Toxicity differences have emerged between the drugs that will likely be a key factor in treatment selection. “The primary reason for the toxicity differences is that there’s a metabolite of CO-1686 that inhibits IGF1R.” Bunn said that two toxicities that arise in CO-1686 due to the metabolite are hyperglycemia and elevation of the QTc.

Rates of hyperglycemia in NSCLC patients receiving CO-1686 have ranged from about 22% to 53%, depending on the study, Bunn noted. “The majority of those patients will require an oral antihyperglycemic drug.”

Elevation of the QTc requires extensive assessment and monitoring of other drugs that the patient is receiving that also interfere with QTc.

There are also some toxicities, such as rash, that are higher with AZD9291 than CO-1686, Bunn said.

In the end, Bunn indicated that with the currently available data, either drug is an acceptable option in this setting. “In my prediction, patients who progress on first-line EGFR TKIs are going to get a plasma test to see if they have T790M and if it’s positive, they should get one of these drugs, and if it’s negative, they should get a biopsy.”

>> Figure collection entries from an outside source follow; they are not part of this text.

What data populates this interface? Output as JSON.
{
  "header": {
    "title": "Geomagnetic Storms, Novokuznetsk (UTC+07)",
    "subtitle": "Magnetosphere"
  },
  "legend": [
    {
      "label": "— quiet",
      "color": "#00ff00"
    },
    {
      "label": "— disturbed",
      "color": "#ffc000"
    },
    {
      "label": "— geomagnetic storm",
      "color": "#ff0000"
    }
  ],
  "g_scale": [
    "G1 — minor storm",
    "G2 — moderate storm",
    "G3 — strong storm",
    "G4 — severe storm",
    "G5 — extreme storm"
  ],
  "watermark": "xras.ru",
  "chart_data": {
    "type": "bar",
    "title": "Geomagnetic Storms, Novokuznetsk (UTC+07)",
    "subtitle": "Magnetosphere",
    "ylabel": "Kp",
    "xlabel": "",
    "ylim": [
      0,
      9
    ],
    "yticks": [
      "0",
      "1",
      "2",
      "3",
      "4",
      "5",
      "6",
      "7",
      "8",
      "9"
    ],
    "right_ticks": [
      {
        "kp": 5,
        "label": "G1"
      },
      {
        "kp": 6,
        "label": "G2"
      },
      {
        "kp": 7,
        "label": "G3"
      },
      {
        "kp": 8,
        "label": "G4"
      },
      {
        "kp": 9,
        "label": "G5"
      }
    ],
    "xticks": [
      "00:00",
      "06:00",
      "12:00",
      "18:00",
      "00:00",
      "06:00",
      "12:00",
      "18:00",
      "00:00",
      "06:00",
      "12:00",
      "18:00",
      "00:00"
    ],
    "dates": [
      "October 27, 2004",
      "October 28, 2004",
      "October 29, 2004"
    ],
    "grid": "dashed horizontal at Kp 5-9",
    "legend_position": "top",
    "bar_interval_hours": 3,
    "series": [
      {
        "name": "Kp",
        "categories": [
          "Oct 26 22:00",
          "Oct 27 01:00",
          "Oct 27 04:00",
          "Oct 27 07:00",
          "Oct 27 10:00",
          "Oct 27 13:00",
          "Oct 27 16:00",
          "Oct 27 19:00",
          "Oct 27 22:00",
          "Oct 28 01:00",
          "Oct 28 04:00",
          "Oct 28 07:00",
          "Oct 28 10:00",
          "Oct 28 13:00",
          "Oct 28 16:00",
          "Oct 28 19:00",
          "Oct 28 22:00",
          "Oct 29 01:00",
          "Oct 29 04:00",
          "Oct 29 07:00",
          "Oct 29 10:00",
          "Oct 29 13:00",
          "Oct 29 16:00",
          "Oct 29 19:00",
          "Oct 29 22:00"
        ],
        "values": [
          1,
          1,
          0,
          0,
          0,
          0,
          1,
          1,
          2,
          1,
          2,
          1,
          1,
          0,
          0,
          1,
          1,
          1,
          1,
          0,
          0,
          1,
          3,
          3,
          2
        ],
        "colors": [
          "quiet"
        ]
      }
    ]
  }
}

“It’s a little hard to talk about translational advances without talking about immunotherapy,” said Bunn.

In March 2015, the FDA approved nivolumab (Opdivo) in the second-line setting for patients with advanced squamous NSCLC. Data presented at ASCO 2015 showed an overall survival benefit in the second-line setting for patients with nonsquamous NSCLC, as well.

PD-L1 status emerged as an efficacy biomarker in the pivotal nonsquamous trial, but not in the pivotal squamous study. Regardless, Bunn said that the NCCN NSCLC guidelines recommend second-line nivolumab for squamous as well as nonsquamous patients and, “Insurance companies are paying for nivolumab irrespective of PD-L1 expression and irrespective of histology.”

The PD-1 inhibitor pembrolizumab (Keytruda) is currently being reviewed by the FDA as a second-line treatment for patients with advanced NSCLC across all histologies, with a final decision scheduled to be made by October 2, 2015. In the pivotal phase I trial on which the pembrolizumab submission was based, PD-L1 status was shown to be a biomarker for efficacy.

While PD-L1 is the primary biomarker that has emerged with PD-1 agents, there is much debate over its interpretation and clinical value. As researchers continue to explore PD-L1 and search for other biomarkers, Bunn said, “At the moment, one could argue that the best biomarker is the number of mutations that an individual has. It does appear that the more mutations your tumor has, the more likely it is to respond.”